Collapse Of Colorado Marijuana Market Puts Other States, Industry On High Alert

FILE - In this Aug. 11, 2016, file photo, assistant manager Jaclyn Stafford arranges glass display containers of marijuana on shelves at The Station, a retail and medical cannabis dispensary, in Boulder, Colo. Several Massachusetts cities and towns voted on Nov. 7, 2017, against prohibitions on pot shops, encouraging for advocates who said it could mean communities are slowly concluding the potential benefits outweigh the drawbacks of having such businesses in town. In Colorado, the first state to do so in 2012, more than 60 percent of towns and cities have opted out of hosting pot shops, according to Kevin Bommer, deputy director of the Colorado Municipal League. (AP Photo/Brennan Linsley, File)

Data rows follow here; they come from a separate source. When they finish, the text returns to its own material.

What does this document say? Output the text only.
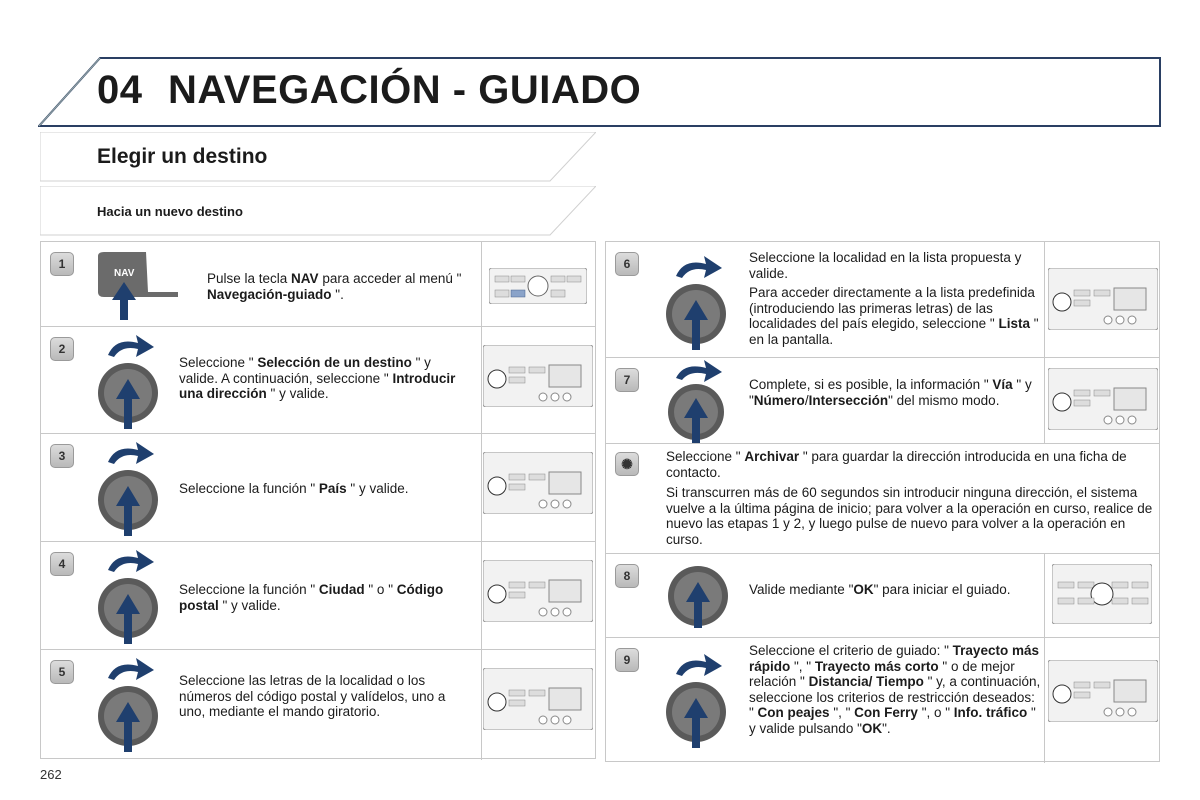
04 NAVEGACIÓN - GUIADO
Elegir un destino
Hacia un nuevo destino
1
NAV	Pulse la tecla NAV para acceder al menú " Navegación-guiado ".
2
Seleccione " Selección de un destino " y valide. A continuación, seleccione " Introducir una dirección " y valide.
3
Seleccione la función " País " y valide.
4
Seleccione la función " Ciudad " o " Código postal " y valide.
5
Seleccione las letras de la localidad o los números del código postal y valídelos, uno a uno, mediante el mando giratorio.
6	Seleccione la localidad en la lista propuesta y valide.
Para acceder directamente a la lista predefinida (introduciendo las primeras letras) de las localidades del país elegido, seleccione " Lista " en la pantalla.
7	Complete, si es posible, la información " Vía " y "Número/Intersección" del mismo modo.
✺	Seleccione " Archivar " para guardar la dirección introducida en una ficha de contacto.
Si transcurren más de 60 segundos sin introducir ninguna dirección, el sistema vuelve a la última página de inicio; para volver a la operación en curso, realice de nuevo las etapas 1 y 2, y luego pulse de nuevo para volver a la operación en curso.
8
Valide mediante "OK" para iniciar el guiado.
9
Seleccione el criterio de guiado: " Trayecto más rápido ", " Trayecto más corto " o de mejor relación " Distancia/ Tiempo " y, a continuación, seleccione los criterios de restricción deseados: " Con peajes ", " Con Ferry ", o " Info. tráfico " y valide pulsando "OK".
262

On Jan. 1, 2014, Iraq War veteran Sean Azzariti made headlines worldwide as the first person in the U.S. to buy legal weed.

More than 10 years later, 3D Cannabis, the dispensary in Denver’s Elyria-Swansea neighborhood where the historic purchase was made, displays a makeshift sign announcing it is “temporarily closed.” The windows and doors on the side of the building have been boarded up. Plastic bags, discarded coffee cups and other trash collect in the corners of the abandoned parking lot.